Gov. Mike DeWine (R) originally requested raising the gas tax by 18¢, following an Ohio Dept. of Transportation report forecasting an annual funding gap for state and local transportation projects of as much as $2.5 billion. In addition to scaling back the increase, Ohio legislators also turned down the governor’s proposal for automatic fuel tax adjustments indexed to inflation.

The additional fuel tax revenue is expected to provide ODOT with an additional $524 million each year for road and bridge projects, while local governments will see their annual funding share increase by $341 million. “The real difference is not in the first year and the second year. The real difference you see between how we approach this is I was trying to get a fix for 10 years. Look, that may have been overly ambitious to try to do that; we’ve got a fix for a few years,” DeWine says.

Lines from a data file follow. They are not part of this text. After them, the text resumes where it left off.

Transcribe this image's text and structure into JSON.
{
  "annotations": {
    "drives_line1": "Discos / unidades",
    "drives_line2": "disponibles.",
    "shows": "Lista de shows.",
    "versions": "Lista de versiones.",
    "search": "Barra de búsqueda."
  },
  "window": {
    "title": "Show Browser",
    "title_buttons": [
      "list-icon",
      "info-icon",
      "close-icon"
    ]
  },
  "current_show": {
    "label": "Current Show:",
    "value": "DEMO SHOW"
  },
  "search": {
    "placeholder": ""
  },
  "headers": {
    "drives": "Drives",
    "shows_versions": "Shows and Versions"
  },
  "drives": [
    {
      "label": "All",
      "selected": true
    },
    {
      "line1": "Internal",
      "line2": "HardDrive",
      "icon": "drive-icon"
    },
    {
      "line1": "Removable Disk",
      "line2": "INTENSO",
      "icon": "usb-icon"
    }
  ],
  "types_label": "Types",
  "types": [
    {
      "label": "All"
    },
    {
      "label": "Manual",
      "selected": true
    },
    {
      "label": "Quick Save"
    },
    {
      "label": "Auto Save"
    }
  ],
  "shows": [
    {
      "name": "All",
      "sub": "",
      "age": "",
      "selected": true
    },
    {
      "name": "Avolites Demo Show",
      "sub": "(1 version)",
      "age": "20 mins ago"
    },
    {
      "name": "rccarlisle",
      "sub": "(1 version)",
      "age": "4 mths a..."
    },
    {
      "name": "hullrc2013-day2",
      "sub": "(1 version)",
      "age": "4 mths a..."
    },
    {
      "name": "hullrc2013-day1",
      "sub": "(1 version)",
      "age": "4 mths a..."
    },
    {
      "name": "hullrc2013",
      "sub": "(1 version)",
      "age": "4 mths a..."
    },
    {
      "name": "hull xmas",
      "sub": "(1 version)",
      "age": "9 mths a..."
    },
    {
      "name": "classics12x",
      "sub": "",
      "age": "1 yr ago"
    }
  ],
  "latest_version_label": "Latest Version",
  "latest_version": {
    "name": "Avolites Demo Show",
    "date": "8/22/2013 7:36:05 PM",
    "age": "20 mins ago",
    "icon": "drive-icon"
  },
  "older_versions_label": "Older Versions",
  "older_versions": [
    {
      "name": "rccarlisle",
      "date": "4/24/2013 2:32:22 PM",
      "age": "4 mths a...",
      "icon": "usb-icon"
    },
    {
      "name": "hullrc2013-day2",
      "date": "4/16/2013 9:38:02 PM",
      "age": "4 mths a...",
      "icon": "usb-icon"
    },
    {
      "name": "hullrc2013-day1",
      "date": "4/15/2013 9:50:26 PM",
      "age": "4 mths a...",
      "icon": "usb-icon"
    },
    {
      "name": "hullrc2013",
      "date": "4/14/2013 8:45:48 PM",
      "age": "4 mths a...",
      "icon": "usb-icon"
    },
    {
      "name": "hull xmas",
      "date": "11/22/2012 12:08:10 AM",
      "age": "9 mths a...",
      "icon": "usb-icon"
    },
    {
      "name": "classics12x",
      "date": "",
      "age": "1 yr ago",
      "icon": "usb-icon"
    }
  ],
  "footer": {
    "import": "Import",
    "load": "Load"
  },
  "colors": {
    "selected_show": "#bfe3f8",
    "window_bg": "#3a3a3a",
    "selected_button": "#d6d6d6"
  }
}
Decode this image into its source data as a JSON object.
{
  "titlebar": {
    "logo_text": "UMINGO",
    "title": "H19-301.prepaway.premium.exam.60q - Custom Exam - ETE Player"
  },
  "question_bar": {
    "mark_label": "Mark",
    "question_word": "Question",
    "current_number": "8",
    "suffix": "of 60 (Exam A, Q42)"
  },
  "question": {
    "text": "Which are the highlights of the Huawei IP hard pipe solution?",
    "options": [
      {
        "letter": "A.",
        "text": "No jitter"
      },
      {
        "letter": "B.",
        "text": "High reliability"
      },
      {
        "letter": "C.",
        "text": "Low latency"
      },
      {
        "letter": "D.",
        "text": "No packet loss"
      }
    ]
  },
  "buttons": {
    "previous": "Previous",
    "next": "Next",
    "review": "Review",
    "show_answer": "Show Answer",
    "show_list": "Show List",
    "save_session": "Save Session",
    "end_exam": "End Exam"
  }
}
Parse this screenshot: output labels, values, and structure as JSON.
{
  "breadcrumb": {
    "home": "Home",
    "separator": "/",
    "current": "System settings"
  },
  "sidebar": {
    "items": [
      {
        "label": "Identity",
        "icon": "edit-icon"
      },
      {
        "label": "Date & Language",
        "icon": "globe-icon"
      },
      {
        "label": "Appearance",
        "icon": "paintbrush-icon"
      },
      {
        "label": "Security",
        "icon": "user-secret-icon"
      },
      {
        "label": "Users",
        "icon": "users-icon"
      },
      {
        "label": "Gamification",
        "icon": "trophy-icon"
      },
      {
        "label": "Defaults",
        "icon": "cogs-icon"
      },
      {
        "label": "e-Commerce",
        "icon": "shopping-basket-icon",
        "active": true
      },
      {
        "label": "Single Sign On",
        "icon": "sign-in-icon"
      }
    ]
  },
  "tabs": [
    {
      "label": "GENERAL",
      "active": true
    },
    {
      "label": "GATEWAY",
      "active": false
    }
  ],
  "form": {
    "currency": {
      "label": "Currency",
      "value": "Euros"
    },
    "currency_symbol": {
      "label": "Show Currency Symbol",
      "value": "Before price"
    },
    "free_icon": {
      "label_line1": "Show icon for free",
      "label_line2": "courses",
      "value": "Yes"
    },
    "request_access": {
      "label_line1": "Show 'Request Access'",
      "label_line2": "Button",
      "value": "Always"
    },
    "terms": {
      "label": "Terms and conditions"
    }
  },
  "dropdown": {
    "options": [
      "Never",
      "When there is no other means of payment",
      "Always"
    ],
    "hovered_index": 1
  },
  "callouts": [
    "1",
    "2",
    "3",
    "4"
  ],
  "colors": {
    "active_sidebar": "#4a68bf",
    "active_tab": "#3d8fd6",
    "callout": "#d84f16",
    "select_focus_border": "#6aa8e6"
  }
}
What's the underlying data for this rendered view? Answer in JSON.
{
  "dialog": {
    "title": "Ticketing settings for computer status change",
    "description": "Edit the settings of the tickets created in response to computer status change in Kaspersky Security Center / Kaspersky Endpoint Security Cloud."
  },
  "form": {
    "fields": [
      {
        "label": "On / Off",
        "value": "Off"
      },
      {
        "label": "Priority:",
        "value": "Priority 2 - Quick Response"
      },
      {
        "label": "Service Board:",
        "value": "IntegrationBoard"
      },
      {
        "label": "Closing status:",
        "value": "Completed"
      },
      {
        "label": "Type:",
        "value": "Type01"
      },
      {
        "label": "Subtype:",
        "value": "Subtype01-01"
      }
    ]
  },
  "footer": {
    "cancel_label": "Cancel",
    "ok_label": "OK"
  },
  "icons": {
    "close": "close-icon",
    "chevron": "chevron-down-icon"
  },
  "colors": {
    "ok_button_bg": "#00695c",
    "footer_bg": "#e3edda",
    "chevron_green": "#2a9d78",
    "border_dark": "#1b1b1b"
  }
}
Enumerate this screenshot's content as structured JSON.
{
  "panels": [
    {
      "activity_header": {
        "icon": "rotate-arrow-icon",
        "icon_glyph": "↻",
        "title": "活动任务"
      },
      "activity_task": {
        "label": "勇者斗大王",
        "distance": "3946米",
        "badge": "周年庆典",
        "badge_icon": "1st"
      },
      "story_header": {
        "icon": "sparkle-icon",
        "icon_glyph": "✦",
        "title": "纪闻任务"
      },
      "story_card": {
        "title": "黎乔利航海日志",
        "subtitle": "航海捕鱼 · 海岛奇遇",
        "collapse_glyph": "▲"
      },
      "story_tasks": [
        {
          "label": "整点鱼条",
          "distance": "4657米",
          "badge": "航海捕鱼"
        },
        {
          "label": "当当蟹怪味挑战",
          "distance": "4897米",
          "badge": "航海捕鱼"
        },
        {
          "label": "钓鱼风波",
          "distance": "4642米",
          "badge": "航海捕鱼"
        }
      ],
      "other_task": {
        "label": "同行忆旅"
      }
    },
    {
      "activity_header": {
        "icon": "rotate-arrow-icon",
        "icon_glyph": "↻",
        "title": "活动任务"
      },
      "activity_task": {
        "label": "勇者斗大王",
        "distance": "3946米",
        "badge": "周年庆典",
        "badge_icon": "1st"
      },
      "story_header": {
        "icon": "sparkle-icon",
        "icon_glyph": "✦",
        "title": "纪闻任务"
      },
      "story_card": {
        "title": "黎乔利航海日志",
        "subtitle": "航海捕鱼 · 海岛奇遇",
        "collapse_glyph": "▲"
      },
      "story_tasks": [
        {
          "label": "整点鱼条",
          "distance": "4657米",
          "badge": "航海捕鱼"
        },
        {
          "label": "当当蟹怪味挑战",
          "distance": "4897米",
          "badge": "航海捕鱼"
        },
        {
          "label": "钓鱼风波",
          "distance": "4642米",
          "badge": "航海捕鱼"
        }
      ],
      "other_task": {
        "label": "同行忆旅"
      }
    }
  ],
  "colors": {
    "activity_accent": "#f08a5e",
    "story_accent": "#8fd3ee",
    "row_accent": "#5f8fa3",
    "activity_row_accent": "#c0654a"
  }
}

In Virginia, legislators approved a $280-million funding plan from Gov. Ralph Northam (D) for upgrades to Interstate 81 and other congested traffic corridors. The plan calls for higher tractor-trailer registration fees and a 2% increase to the wholesale diesel fuel tax set to begin in mid-2021.

A local 2.1% fuel tax is authorized for the largely mountainous 325-mile Interstate 81 corridor, which will receive the bulk of the funding for new truck lanes and extended access ramps. Projects along I-64 and I-95 will also receive additional funding.

Representatives of the trucking industry favored the fuel-tax plan over a tolling proposal for I-81 that was rejected by state legislators earlier this year.